If TW, or any coach, is more interested in saving his job, rather than doing his job properly, then it’s time to get out voluntarily, or get pushed. Who does it serve otherwise, and for how long?
If the Richmond board of directors thinks it needs another six months to figure out if Wallace is the right coach for their club it is more an indication that they need to reassess their competency rather than that of Wallace.
Maybe so, but what’s the hurry to re-appoint TW? Besides, perhaps things have only recently started to change for the better. Because when TW came to the Club in 2004, he was virtually given free reign. Between TW and GM, they all but ruled the roost.

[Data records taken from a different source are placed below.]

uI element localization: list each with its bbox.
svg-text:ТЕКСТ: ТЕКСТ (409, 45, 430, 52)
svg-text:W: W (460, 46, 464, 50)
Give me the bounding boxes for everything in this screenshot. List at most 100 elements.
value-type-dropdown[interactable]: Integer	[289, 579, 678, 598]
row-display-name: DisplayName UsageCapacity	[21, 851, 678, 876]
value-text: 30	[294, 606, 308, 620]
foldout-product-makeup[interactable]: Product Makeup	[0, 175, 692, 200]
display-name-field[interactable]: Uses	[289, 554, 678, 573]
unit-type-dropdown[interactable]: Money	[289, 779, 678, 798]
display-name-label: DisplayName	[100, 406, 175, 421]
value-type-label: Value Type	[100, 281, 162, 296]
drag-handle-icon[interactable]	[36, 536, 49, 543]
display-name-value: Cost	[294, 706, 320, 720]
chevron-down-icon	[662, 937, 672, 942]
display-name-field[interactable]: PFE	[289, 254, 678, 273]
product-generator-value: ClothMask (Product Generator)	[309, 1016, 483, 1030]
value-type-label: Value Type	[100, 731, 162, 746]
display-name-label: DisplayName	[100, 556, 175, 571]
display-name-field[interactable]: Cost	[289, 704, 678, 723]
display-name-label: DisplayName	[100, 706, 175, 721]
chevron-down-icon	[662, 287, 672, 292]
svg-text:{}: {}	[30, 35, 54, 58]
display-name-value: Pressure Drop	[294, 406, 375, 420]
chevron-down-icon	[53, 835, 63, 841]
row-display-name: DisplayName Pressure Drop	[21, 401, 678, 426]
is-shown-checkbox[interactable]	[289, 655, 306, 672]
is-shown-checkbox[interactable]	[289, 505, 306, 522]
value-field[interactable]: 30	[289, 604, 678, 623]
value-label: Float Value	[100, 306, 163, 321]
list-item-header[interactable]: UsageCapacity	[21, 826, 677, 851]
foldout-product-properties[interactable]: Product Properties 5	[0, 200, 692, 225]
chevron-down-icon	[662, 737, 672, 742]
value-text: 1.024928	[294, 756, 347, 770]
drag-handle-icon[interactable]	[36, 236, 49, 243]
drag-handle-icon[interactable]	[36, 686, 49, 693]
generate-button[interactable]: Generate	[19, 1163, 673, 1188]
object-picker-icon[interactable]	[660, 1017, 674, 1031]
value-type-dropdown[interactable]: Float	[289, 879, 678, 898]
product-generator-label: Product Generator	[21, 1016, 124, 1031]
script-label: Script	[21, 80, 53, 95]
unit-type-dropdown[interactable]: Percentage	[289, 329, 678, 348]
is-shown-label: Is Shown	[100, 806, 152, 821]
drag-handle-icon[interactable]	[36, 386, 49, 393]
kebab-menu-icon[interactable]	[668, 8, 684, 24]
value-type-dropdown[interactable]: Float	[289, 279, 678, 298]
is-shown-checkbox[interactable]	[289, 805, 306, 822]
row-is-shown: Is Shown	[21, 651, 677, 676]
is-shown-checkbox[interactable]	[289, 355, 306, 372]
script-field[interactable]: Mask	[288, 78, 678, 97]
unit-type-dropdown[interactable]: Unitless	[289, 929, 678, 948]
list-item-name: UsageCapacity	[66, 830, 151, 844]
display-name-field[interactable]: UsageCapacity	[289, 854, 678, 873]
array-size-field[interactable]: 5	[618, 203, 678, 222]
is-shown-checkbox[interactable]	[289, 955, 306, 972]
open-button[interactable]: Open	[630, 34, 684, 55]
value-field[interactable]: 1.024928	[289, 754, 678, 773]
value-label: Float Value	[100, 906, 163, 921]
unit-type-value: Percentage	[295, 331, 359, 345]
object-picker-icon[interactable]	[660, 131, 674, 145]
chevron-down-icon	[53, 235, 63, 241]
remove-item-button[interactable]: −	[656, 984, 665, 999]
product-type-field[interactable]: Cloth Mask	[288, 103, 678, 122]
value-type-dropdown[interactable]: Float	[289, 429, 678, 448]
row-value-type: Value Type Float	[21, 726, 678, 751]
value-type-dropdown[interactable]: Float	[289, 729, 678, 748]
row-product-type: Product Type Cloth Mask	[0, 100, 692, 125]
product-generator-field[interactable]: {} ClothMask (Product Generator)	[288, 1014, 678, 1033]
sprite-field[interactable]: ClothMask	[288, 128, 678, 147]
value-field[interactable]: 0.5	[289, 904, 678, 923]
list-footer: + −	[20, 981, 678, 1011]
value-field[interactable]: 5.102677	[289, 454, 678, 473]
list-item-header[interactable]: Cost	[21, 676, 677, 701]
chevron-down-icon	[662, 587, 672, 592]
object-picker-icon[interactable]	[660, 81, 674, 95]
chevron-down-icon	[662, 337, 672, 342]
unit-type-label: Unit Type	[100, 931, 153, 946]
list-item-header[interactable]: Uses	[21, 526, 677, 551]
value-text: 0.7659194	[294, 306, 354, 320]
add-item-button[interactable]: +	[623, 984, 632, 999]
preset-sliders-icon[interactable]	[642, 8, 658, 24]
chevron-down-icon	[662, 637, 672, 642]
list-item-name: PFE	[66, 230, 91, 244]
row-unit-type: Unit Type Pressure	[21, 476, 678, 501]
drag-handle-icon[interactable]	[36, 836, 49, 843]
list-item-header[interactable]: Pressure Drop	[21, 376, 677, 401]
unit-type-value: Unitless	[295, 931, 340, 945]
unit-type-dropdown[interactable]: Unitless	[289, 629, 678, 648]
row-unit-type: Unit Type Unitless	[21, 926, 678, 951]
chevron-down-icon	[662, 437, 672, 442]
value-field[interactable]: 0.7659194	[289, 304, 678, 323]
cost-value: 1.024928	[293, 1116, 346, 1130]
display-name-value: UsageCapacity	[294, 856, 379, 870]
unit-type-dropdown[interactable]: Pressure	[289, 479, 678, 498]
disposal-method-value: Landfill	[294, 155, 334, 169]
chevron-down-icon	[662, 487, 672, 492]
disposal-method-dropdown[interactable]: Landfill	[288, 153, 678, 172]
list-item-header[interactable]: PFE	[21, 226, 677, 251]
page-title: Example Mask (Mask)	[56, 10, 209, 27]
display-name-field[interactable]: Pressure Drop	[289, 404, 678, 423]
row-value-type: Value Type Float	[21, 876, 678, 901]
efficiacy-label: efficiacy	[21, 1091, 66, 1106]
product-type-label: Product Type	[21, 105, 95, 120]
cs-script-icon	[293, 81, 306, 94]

That was then and thankfully things now seem to be different, and instead of the Club all but handing over responsibility to others, to direct and orchestrate success, they now at least seem to recognise that it is their role to steer and monitor progress, and not the coach or someone else.
And it is their business to know, or at least get to know, what makes a good coach and coaching department. Clubs don’t pay various people within a footy club/department for no good reason. If progress is being made then they need to at least pretend to have an understanding of who is responsible for it and who needs to lift their game. If RFC needs another six months to know more then so be it. Better late than never.
Unlike what seemed the case previously, the coach is not a law unto himself. Who and how TW’s coaching was monitored back then is a mystery. If TW needs to have his ego stroked at every turn, in order to commit to the role, under these new conditions, then we don’t need him. His role, first and foremost, is to coach the players at his disposal. It should be up to the Club to determine what is and isn’t good enough.
Realistically, where is the certainty that next season will see us progress to the finals? Young players progress, and so they should. But is that simply through experience and game time, or because coaching progressed them further than experience alone ever could? And who is responsible for that, TW and/or others? The question I ask is ‘can TW take the players to the level required’? How would we know? It is up to RFC to determine that and act on it, as, and if, appropriate.
I think it’s healthy that RFC question and challenge the status quo, rather than just accept, as has happened in the past, that the next step is a natural progression to finals. We’re still dealing with the effects of the last time RFC took things for granted.
TW is there to do his job and RFC is there to do theirs, which doesn’t involve accepting mediocrity and that things are now perfect and ideal and that our course is assured.
RFC needs to do the right thing by the Club, and TW does not constitute the Club. TW’s authority may have been eroded to what it needs to be for any coach, and rightly so. For the first time in a long time, perhaps things are as they should be.